The RBI's strategy represents an alternative approach to supporting the rupee. Instead of selling foreign exchange reserves to stabilise the currency, the central bank is encouraging fresh dollar inflows through the banking system by making foreign currency deposits more attractive for NRIs.
According to market estimates, the programme has already mobilised around $10 billion, while economists believe total inflows could eventually reach $30 billion to $50 billion if participation continues to grow. To attract more deposits, several banks have raised Foreign Currency Non-Resident (FCNR-B) deposit rates to nearly 7.1 per cent, making them increasingly competitive for overseas investors.
The initiative also highlights India's continued reliance on its global diaspora as a source of financial resilience during periods of external economic uncertainty.
Impact on the Economy and Banking Sector
For the RBI, higher foreign currency inflows strengthen foreign exchange reserves, improve dollar liquidity and help reduce pressure on the rupee. A more stable currency can also enhance investor confidence, moderate imported inflation and reduce volatility in financial markets.
For banks, the scheme creates an opportunity to mobilise low-risk foreign currency deposits while expanding their international funding base. However, challenges remain. Higher overseas borrowing costs, taxation issues, regulatory compliance and operational complexities may affect the pace of future deposit mobilisation.

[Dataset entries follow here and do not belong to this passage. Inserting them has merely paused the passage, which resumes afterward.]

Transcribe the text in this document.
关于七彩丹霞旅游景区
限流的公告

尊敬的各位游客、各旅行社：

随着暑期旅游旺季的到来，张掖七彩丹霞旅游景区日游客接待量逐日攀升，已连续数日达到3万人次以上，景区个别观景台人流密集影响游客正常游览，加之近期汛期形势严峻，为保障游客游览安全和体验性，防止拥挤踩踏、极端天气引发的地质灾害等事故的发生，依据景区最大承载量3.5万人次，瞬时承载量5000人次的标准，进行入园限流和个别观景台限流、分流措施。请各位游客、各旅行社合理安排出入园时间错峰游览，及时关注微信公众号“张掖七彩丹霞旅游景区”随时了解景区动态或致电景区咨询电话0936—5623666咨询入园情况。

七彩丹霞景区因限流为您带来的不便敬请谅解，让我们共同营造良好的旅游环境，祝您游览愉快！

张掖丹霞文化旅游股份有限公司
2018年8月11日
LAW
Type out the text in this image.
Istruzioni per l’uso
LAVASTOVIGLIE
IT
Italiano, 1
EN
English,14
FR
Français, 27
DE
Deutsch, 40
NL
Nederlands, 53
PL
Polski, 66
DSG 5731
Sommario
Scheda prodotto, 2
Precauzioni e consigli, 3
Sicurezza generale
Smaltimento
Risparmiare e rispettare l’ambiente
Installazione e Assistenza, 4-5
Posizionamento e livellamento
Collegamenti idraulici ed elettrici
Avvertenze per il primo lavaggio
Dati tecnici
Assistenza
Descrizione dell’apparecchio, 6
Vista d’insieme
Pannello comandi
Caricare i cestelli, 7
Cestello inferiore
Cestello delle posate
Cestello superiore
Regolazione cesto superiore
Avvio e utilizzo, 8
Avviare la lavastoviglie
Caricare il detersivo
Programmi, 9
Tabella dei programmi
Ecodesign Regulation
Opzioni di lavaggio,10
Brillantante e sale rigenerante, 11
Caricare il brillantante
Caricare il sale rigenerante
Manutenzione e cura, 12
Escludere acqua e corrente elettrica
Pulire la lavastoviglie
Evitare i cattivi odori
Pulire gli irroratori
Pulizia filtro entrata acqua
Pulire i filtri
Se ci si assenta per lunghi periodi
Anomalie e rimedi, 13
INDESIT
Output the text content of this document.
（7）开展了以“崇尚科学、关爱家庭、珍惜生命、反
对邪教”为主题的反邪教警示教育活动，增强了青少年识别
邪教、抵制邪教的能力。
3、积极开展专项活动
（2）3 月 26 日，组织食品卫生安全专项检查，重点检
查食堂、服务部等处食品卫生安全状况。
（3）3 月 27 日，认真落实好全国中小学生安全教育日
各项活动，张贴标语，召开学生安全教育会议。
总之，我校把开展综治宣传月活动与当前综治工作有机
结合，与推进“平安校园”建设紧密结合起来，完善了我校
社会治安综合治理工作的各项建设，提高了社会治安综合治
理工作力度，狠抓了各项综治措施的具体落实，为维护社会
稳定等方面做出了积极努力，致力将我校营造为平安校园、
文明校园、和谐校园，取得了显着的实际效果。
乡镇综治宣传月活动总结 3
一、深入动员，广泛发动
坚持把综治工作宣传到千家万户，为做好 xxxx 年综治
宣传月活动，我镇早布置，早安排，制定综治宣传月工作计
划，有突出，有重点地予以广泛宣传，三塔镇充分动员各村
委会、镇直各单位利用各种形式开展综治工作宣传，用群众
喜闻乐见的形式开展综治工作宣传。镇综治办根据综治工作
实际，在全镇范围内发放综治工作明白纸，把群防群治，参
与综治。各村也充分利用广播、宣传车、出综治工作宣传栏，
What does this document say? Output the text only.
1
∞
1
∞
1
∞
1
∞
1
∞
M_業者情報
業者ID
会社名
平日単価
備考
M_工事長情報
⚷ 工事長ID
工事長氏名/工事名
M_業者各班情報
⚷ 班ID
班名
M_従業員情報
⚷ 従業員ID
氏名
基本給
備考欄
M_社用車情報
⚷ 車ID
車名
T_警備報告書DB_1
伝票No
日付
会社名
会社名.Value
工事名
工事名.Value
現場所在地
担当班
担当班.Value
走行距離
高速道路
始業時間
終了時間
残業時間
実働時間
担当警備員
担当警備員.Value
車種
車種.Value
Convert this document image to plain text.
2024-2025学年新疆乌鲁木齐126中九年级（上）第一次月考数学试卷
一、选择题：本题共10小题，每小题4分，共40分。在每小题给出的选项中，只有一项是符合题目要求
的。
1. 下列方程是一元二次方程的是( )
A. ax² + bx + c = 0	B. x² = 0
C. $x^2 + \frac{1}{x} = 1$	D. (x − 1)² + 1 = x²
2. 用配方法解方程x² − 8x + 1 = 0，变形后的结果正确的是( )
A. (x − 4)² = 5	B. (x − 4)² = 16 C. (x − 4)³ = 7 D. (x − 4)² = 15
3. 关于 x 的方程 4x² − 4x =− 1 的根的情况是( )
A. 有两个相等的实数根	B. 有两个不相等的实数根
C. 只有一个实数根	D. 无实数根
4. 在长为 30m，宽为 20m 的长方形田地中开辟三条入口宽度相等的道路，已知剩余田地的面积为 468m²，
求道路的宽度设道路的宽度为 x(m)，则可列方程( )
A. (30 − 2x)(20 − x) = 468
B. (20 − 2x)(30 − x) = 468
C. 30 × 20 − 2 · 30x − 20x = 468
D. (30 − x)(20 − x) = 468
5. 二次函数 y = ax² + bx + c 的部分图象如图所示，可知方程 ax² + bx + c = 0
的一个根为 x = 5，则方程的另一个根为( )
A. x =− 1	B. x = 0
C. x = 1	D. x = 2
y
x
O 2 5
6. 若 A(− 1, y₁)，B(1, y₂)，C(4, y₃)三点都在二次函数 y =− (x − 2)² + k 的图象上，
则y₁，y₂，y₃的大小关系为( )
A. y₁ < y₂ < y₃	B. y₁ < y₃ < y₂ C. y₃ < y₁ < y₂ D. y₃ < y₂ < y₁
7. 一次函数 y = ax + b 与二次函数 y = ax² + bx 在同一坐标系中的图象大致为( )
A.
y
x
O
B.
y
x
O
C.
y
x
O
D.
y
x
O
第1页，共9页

The real test will therefore be whether banks can sustain the momentum beyond the initial inflows and attract substantially larger volumes over the coming months.
A Strategic Cushion for External Stability
The RBI's NRI deposit programme demonstrates a policy approach that relies on incentives and market participation rather than aggressive intervention in the currency market. The initial mobilisation of nearly $10 billion suggests strong confidence among overseas Indians and provides immediate support to the rupee. If the scheme continues to attract substantial inflows, it could significantly strengthen India's external financial position, improve foreign exchange buffers and reinforce confidence in macroeconomic stability. Sustained participation, however, will depend on competitive deposit rates, supportive regulations and favourable global financial conditions, making the coming months crucial for the programme's long-term success.